I think families can often take advantage of each other. I think that the biggest culprits are children who get married and have children of their own. They have children but seem to want to not have them around them. They don’t want to look after them and often pass them off onto aunts, nieces and their own parents.
It’s obvious that they don’t even want to pay for babysitting services. Instead they ask their parents. Yes grandparents love their children and their children’s children. But do they want to be their full-time babysitter? Probably not. So one grandmother says that she charges her two daughters for her babysitting services, because that’s what she’s doing! And I am delighted to say that she made £25K in one year providing what can only be described as a combination of day-care services when the daughters are at work and babysitting services when the daughters wanted a night out.
The infuriating thing is the gall of the daughters who accused her of being selfish! My question is, as was the grandmother’s, why on earth would she do it for free? If she wasn’t around they’d have to pay someone, right? Doing it once or twice in a blue moon is one thing and the grandparents charging for it might have been considered a bit much, but this was a regular occurrence for this grandmother. Who is actually selfish here?
The way I see it, the daughters tried to take advantage of their mother’s love for her grandchildren. They wanted something for nothing!

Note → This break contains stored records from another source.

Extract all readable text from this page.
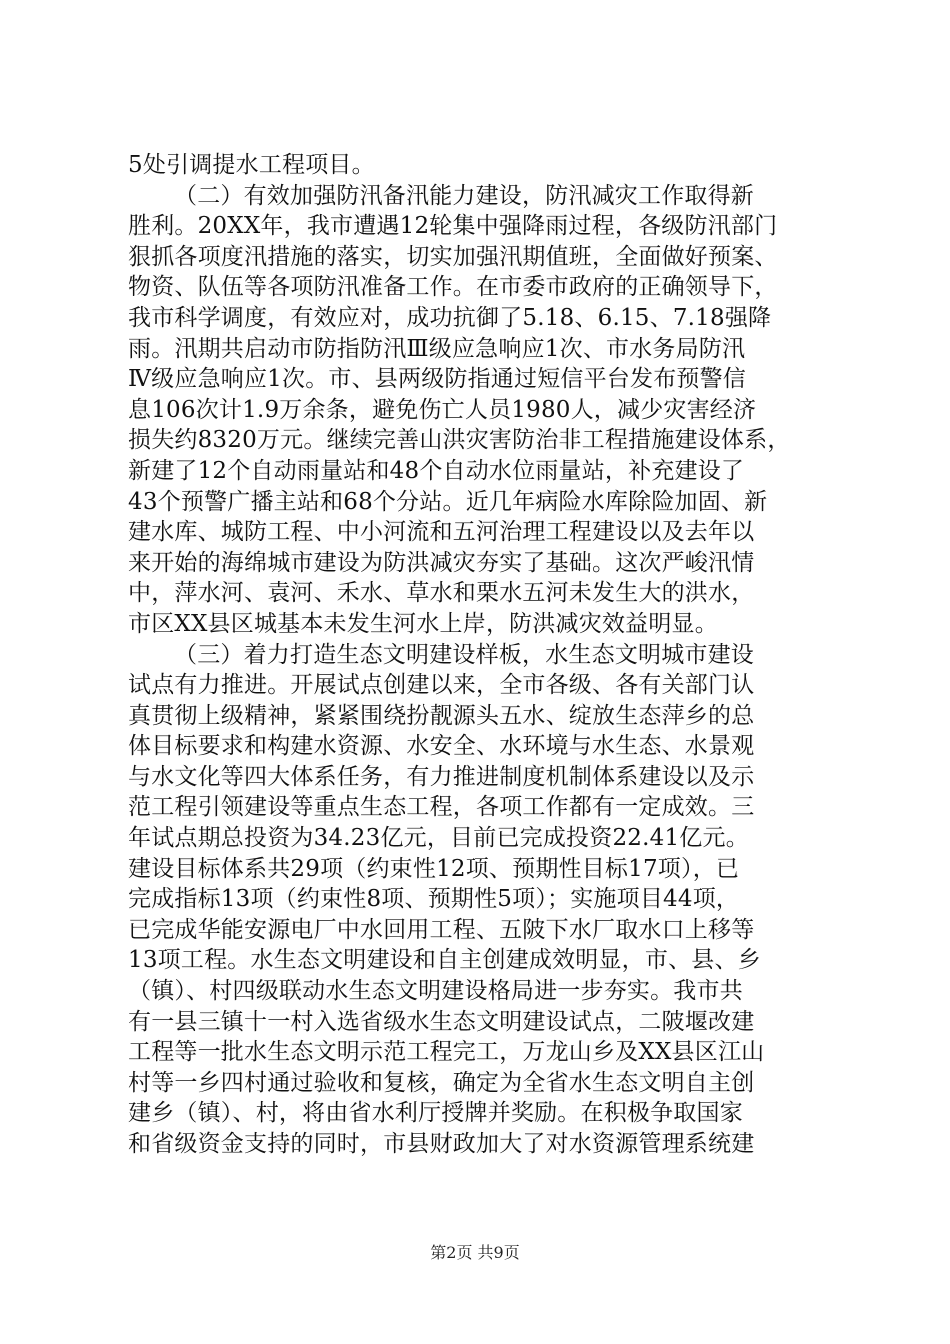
5处引调提水工程项目。
（二）有效加强防汛备汛能力建设，防汛减灾工作取得新
胜利。20XX年，我市遭遇12轮集中强降雨过程，各级防汛部门
狠抓各项度汛措施的落实，切实加强汛期值班，全面做好预案、
物资、队伍等各项防汛准备工作。在市委市政府的正确领导下，
我市科学调度，有效应对，成功抗御了5.18、6.15、7.18强降
雨。汛期共启动市防指防汛Ⅲ级应急响应1次、市水务局防汛
Ⅳ级应急响应1次。市、县两级防指通过短信平台发布预警信
息106次计1.9万余条，避免伤亡人员1980人，减少灾害经济
损失约8320万元。继续完善山洪灾害防治非工程措施建设体系，
新建了12个自动雨量站和48个自动水位雨量站，补充建设了
43个预警广播主站和68个分站。近几年病险水库除险加固、新
建水库、城防工程、中小河流和五河治理工程建设以及去年以
来开始的海绵城市建设为防洪减灾夯实了基础。这次严峻汛情
中，萍水河、袁河、禾水、草水和栗水五河未发生大的洪水，
市区XX县区城基本未发生河水上岸，防洪减灾效益明显。
（三）着力打造生态文明建设样板，水生态文明城市建设
试点有力推进。开展试点创建以来，全市各级、各有关部门认
真贯彻上级精神，紧紧围绕扮靓源头五水、绽放生态萍乡的总
体目标要求和构建水资源、水安全、水环境与水生态、水景观
与水文化等四大体系任务，有力推进制度机制体系建设以及示
范工程引领建设等重点生态工程，各项工作都有一定成效。三
年试点期总投资为34.23亿元，目前已完成投资22.41亿元。
建设目标体系共29项（约束性12项、预期性目标17项），已
完成指标13项（约束性8项、预期性5项）；实施项目44项，
已完成华能安源电厂中水回用工程、五陂下水厂取水口上移等
13项工程。水生态文明建设和自主创建成效明显，市、县、乡
（镇）、村四级联动水生态文明建设格局进一步夯实。我市共
有一县三镇十一村入选省级水生态文明建设试点，二陂堰改建
工程等一批水生态文明示范工程完工，万龙山乡及XX县区江山
村等一乡四村通过验收和复核，确定为全省水生态文明自主创
建乡（镇）、村，将由省水利厅授牌并奖励。在积极争取国家
和省级资金支持的同时，市县财政加大了对水资源管理系统建
第2页 共9页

There is such a thing in the West called giving your children pocket money. Now pocket money comes in two guises. One is the parents giving children a weekly or monthly allowance, for practical reasons such as buying lunch, bus fare and making emergency calls and, of course, so that they can buy their magazines, personal products and anything else they need.
Then there is money that’s often given to children for doing chores around the house. Clean the garden, get paid. Mow the lawn, get paid. Take out the rubbish at night and get paid. Clean your own room, get paid.

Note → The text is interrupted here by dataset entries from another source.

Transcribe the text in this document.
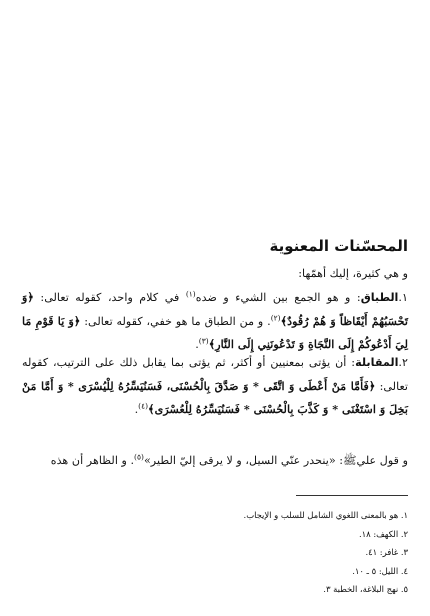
المحسّنات المعنوية
و هي كثيرة، إليك أهمّها:
١.الطباق: و هو الجمع بين الشيء و ضده$^{(١)}$ في كلام واحد، كقوله تعالى: ﴿وَ تَحْسَبُهُمْ أَيْقَاظاً وَ هُمْ رُقُودٌ﴾$^{(٢)}$. و من الطباق ما هو خفي، كقوله تعالى: ﴿وَ يَا قَوْمِ مَا لِيَ أَدْعُوكُمْ إِلَى النَّجَاةِ وَ تَدْعُونَنِي إِلَى النَّارِ﴾$^{(٣)}$.
٢.المقابلة: أن يؤتى بمعنيين أو أكثر، ثم يؤتى بما يقابل ذلك على الترتيب، كقوله تعالى: ﴿فَأَمَّا مَنْ أَعْطَى وَ اتَّقَى * وَ صَدَّقَ بِالْحُسْنَى، فَسَنُيَسِّرُهُ لِلْيُسْرَى * وَ أَمَّا مَنْ بَخِلَ وَ اسْتَغْنَى * وَ كَذَّبَ بِالْحُسْنَى * فَسَنُيَسِّرُهُ لِلْعُسْرَى﴾$^{(٤)}$.
و قول عليﷺ: «ينحدر عنّي السيل، و لا يرقى إليّ الطير»$^{(٥)}$. و الظاهر أن هذه
١. هو بالمعنى اللغوي الشامل للسلب و الإيجاب.
٢. الكهف: ١٨.
٣. غافر: ٤١.
٤. الليل: ٥ ـ ١٠.
٥. نهج البلاغة، الخطبة ٣.
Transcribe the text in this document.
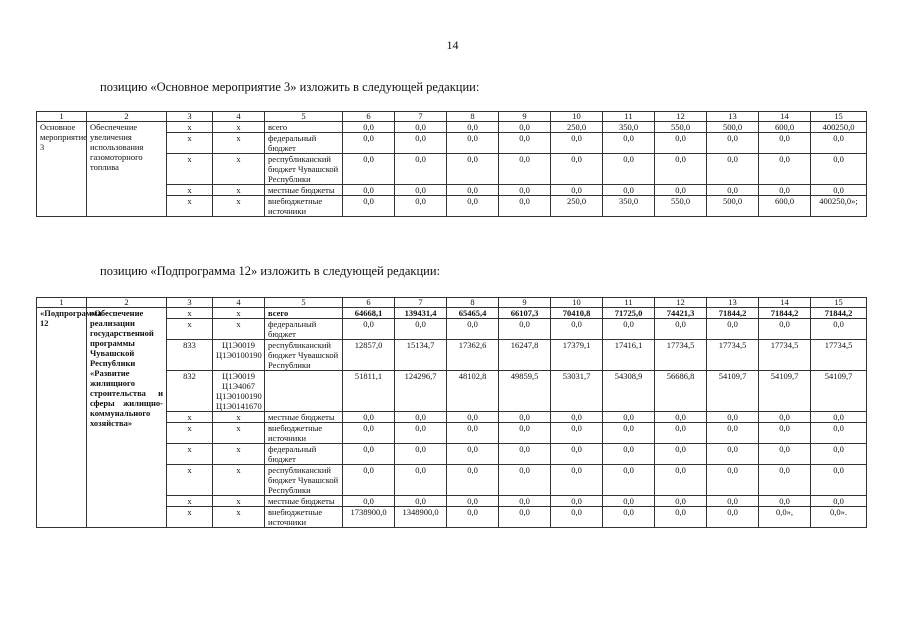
14
позицию «Основное мероприятие 3» изложить в следующей редакции:
1	2	3	4	5	6	7	8	9	10	11	12	13	14	15
Основное мероприятие 3	Обеспечение увеличения использования газомоторного топлива	x	x	всего	0,0	0,0	0,0	0,0	250,0	350,0	550,0	500,0	600,0	400250,0
		x	x	федеральный бюджет	0,0	0,0	0,0	0,0	0,0	0,0	0,0	0,0	0,0	0,0
		x	x	республиканский бюджет Чувашской Республики	0,0	0,0	0,0	0,0	0,0	0,0	0,0	0,0	0,0	0,0
		x	x	местные бюджеты	0,0	0,0	0,0	0,0	0,0	0,0	0,0	0,0	0,0	0,0
		x	x	внебюджетные источники	0,0	0,0	0,0	0,0	250,0	350,0	550,0	500,0	600,0	400250,0»;
позицию «Подпрограмма 12» изложить в следующей редакции:
1	2	3	4	5	6	7	8	9	10	11	12	13	14	15
«Подпрограмма 12	«Обеспечение реализации государственной программы Чувашской Республики «Развитие жилищного строительства и сферы жилищно-коммунального хозяйства»	x	x	всего	64668,1	139431,4	65465,4	66107,3	70410,8	71725,0	74421,3	71844,2	71844,2	71844,2
		x	x	федеральный бюджет	0,0	0,0	0,0	0,0	0,0	0,0	0,0	0,0	0,0	0,0
		833	Ц1Э0019 Ц1Э0100190	республиканский бюджет Чувашской Республики	12857,0	15134,7	17362,6	16247,8	17379,1	17416,1	17734,5	17734,5	17734,5	17734,5
		832	Ц1Э0019 Ц1Э4067 Ц1Э0100190 Ц1Э0141670		51811,1	124296,7	48102,8	49859,5	53031,7	54308,9	56686,8	54109,7	54109,7	54109,7
		x	x	местные бюджеты	0,0	0,0	0,0	0,0	0,0	0,0	0,0	0,0	0,0	0,0
		x	x	внебюджетные источники	0,0	0,0	0,0	0,0	0,0	0,0	0,0	0,0	0,0	0,0
		x	x	федеральный бюджет	0,0	0,0	0,0	0,0	0,0	0,0	0,0	0,0	0,0	0,0
		x	x	республиканский бюджет Чувашской Республики	0,0	0,0	0,0	0,0	0,0	0,0	0,0	0,0	0,0	0,0
		x	x	местные бюджеты	0,0	0,0	0,0	0,0	0,0	0,0	0,0	0,0	0,0	0,0
		x	x	внебюджетные источники	1738900,0	1348900,0	0,0	0,0	0,0	0,0	0,0	0,0	0,0»,	0,0».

Hang on. Clean your own room, get paid? Does that sound fair to you? But that is what parents do to encourage their children to clean up the messes they make in their own rooms. In the West, it’s often very difficult to get children to make their beds, tidy up, wipe down surfaces and vacuum their floors. Parents tell them to do it a million times but children try to get out of it so many times to the point that parents end up doing it themselves.

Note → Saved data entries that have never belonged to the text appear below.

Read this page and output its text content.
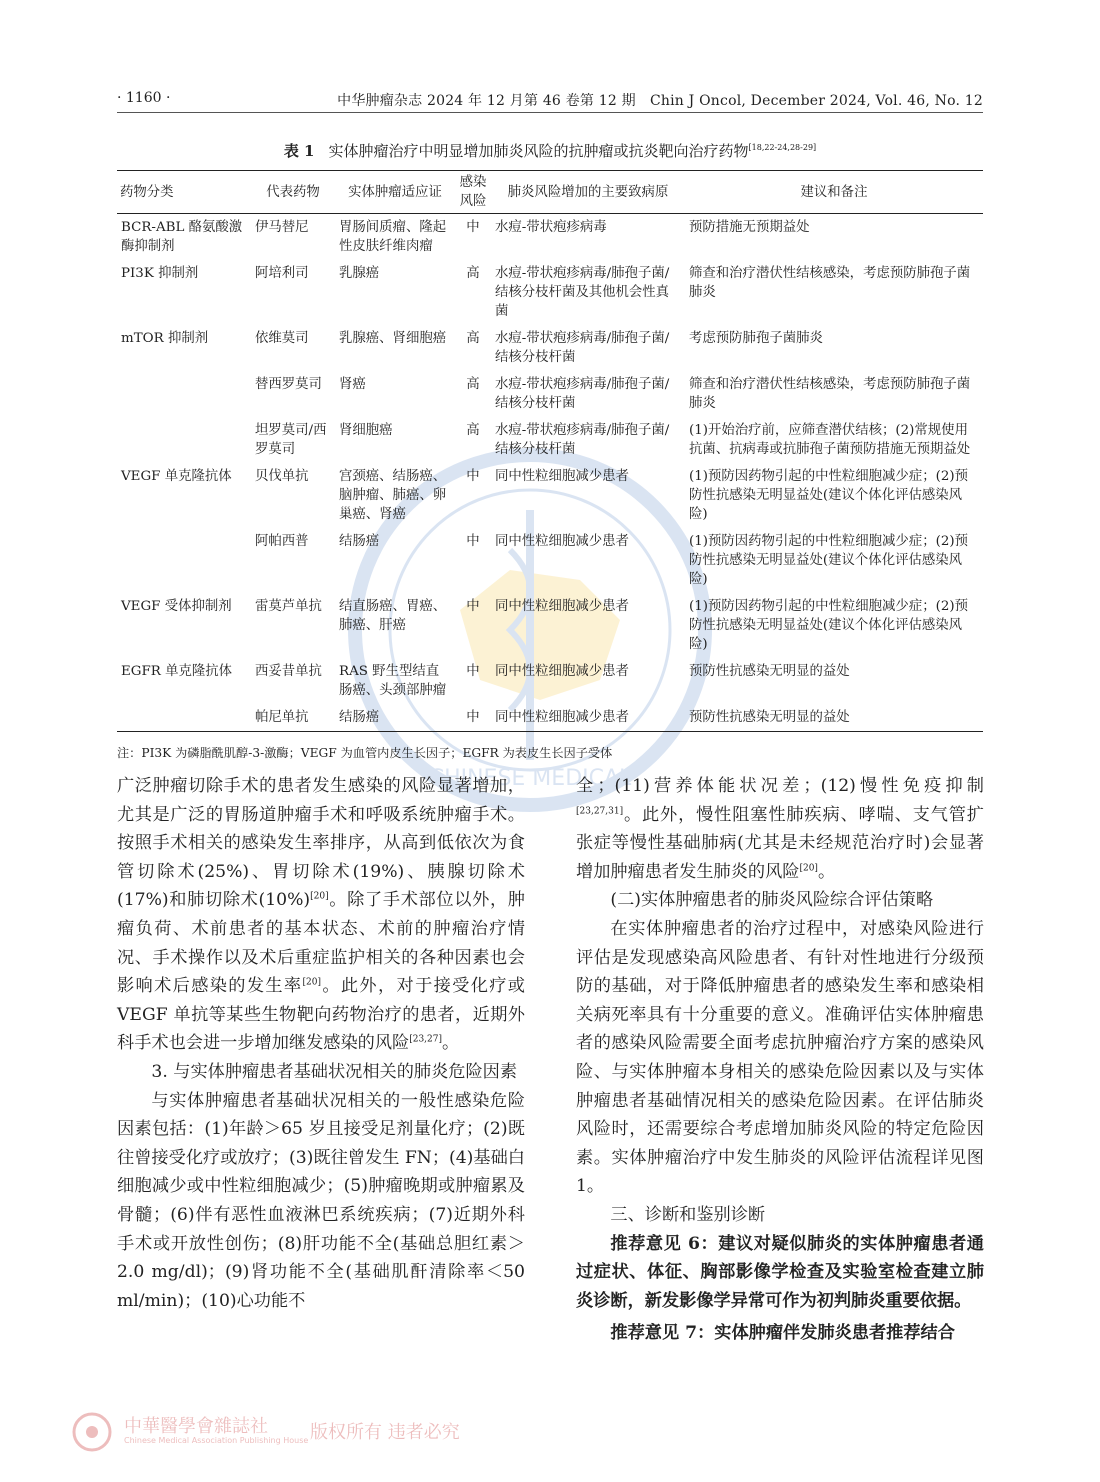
CHINESE MEDICAL
· 1160 ·	中华肿瘤杂志 2024 年 12 月第 46 卷第 12 期　Chin J Oncol, December 2024, Vol. 46, No. 12
表 1 实体肿瘤治疗中明显增加肺炎风险的抗肿瘤或抗炎靶向治疗药物[18,22-24,28-29]
药物分类	代表药物	实体肿瘤适应证	感染风险	肺炎风险增加的主要致病原	建议和备注
BCR-ABL 酪氨酸激酶抑制剂	伊马替尼	胃肠间质瘤、隆起性皮肤纤维肉瘤	中	水痘-带状疱疹病毒	预防措施无预期益处
PI3K 抑制剂	阿培利司	乳腺癌	高	水痘-带状疱疹病毒/肺孢子菌/结核分枝杆菌及其他机会性真菌	筛查和治疗潜伏性结核感染，考虑预防肺孢子菌肺炎
mTOR 抑制剂	依维莫司	乳腺癌、肾细胞癌	高	水痘-带状疱疹病毒/肺孢子菌/结核分枝杆菌	考虑预防肺孢子菌肺炎
	替西罗莫司	肾癌	高	水痘-带状疱疹病毒/肺孢子菌/结核分枝杆菌	筛查和治疗潜伏性结核感染，考虑预防肺孢子菌肺炎
	坦罗莫司/西罗莫司	肾细胞癌	高	水痘-带状疱疹病毒/肺孢子菌/结核分枝杆菌	(1)开始治疗前，应筛查潜伏结核；(2)常规使用抗菌、抗病毒或抗肺孢子菌预防措施无预期益处
VEGF 单克隆抗体	贝伐单抗	宫颈癌、结肠癌、脑肿瘤、肺癌、卵巢癌、肾癌	中	同中性粒细胞减少患者	(1)预防因药物引起的中性粒细胞减少症；(2)预防性抗感染无明显益处(建议个体化评估感染风险)
	阿帕西普	结肠癌	中	同中性粒细胞减少患者	(1)预防因药物引起的中性粒细胞减少症；(2)预防性抗感染无明显益处(建议个体化评估感染风险)
VEGF 受体抑制剂	雷莫芦单抗	结直肠癌、胃癌、肺癌、肝癌	中	同中性粒细胞减少患者	(1)预防因药物引起的中性粒细胞减少症；(2)预防性抗感染无明显益处(建议个体化评估感染风险)
EGFR 单克隆抗体	西妥昔单抗	RAS 野生型结直肠癌、头颈部肿瘤	中	同中性粒细胞减少患者	预防性抗感染无明显的益处
	帕尼单抗	结肠癌	中	同中性粒细胞减少患者	预防性抗感染无明显的益处
注：PI3K 为磷脂酰肌醇-3-激酶；VEGF 为血管内皮生长因子；EGFR 为表皮生长因子受体

广泛肿瘤切除手术的患者发生感染的风险显著增加，尤其是广泛的胃肠道肿瘤手术和呼吸系统肿瘤手术。按照手术相关的感染发生率排序，从高到低依次为食管切除术(25%)、胃切除术(19%)、胰腺切除术(17%)和肺切除术(10%)[20]。除了手术部位以外，肿瘤负荷、术前患者的基本状态、术前的肿瘤治疗情况、手术操作以及术后重症监护相关的各种因素也会影响术后感染的发生率[20]。此外，对于接受化疗或 VEGF 单抗等某些生物靶向药物治疗的患者，近期外科手术也会进一步增加继发感染的风险[23,27]。

3. 与实体肿瘤患者基础状况相关的肺炎危险因素

与实体肿瘤患者基础状况相关的一般性感染危险因素包括：(1)年龄＞65 岁且接受足剂量化疗；(2)既往曾接受化疗或放疗；(3)既往曾发生 FN；(4)基础白细胞减少或中性粒细胞减少；(5)肿瘤晚期或肿瘤累及骨髓；(6)伴有恶性血液淋巴系统疾病；(7)近期外科手术或开放性创伤；(8)肝功能不全(基础总胆红素＞2.0 mg/dl)；(9)肾功能不全(基础肌酐清除率＜50 ml/min)；(10)心功能不

全；(11)营养体能状况差；(12)慢性免疫抑制[23,27,31]。此外，慢性阻塞性肺疾病、哮喘、支气管扩张症等慢性基础肺病(尤其是未经规范治疗时)会显著增加肿瘤患者发生肺炎的风险[20]。

(二)实体肿瘤患者的肺炎风险综合评估策略

在实体肿瘤患者的治疗过程中，对感染风险进行评估是发现感染高风险患者、有针对性地进行分级预防的基础，对于降低肿瘤患者的感染发生率和感染相关病死率具有十分重要的意义。准确评估实体肿瘤患者的感染风险需要全面考虑抗肿瘤治疗方案的感染风险、与实体肿瘤本身相关的感染危险因素以及与实体肿瘤患者基础情况相关的感染危险因素。在评估肺炎风险时，还需要综合考虑增加肺炎风险的特定危险因素。实体肿瘤治疗中发生肺炎的风险评估流程详见图 1。

三、诊断和鉴别诊断

推荐意见 6：建议对疑似肺炎的实体肿瘤患者通过症状、体征、胸部影像学检查及实验室检查建立肺炎诊断，新发影像学异常可作为初判肺炎重要依据。

推荐意见 7：实体肿瘤伴发肺炎患者推荐结合

中華醫學會雜誌社
Chinese Medical Association Publishing House 版权所有 违者必究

Now that ends up setting a bad precedence in which case, parents resort to a form of bribery. Clean your room and I’ll pay you and that does the trick. Children want to go out with friends and buy themselves stuff and the only way to do that is to get paid from somewhere, even if it means their own parents.
Why is it that children do not lend the same courtesy to their own parents? They forget that they never did their bit around the house that they lived in unless they got paid for it, even if it was to clean up their own messes.
The other elephant in the room is that notion that when children have children they automatically assume that their parents will take care of them, for free. What kind of selfish thought process is this?
The other question I have for any parent intending to ‘use’ their own parents as babysitters on a regular basis, how would they feel if their own children were to start using them in the same way? I guarantee they’d either say no or charge them for it as well. I am glad the grandmother took a stand. In fact, I am of the strong belief that parents today are more than happy to get their children out of the house for a few hours no matter how young they are! As long as the kid is out of their hair, he’s someone else’s problem.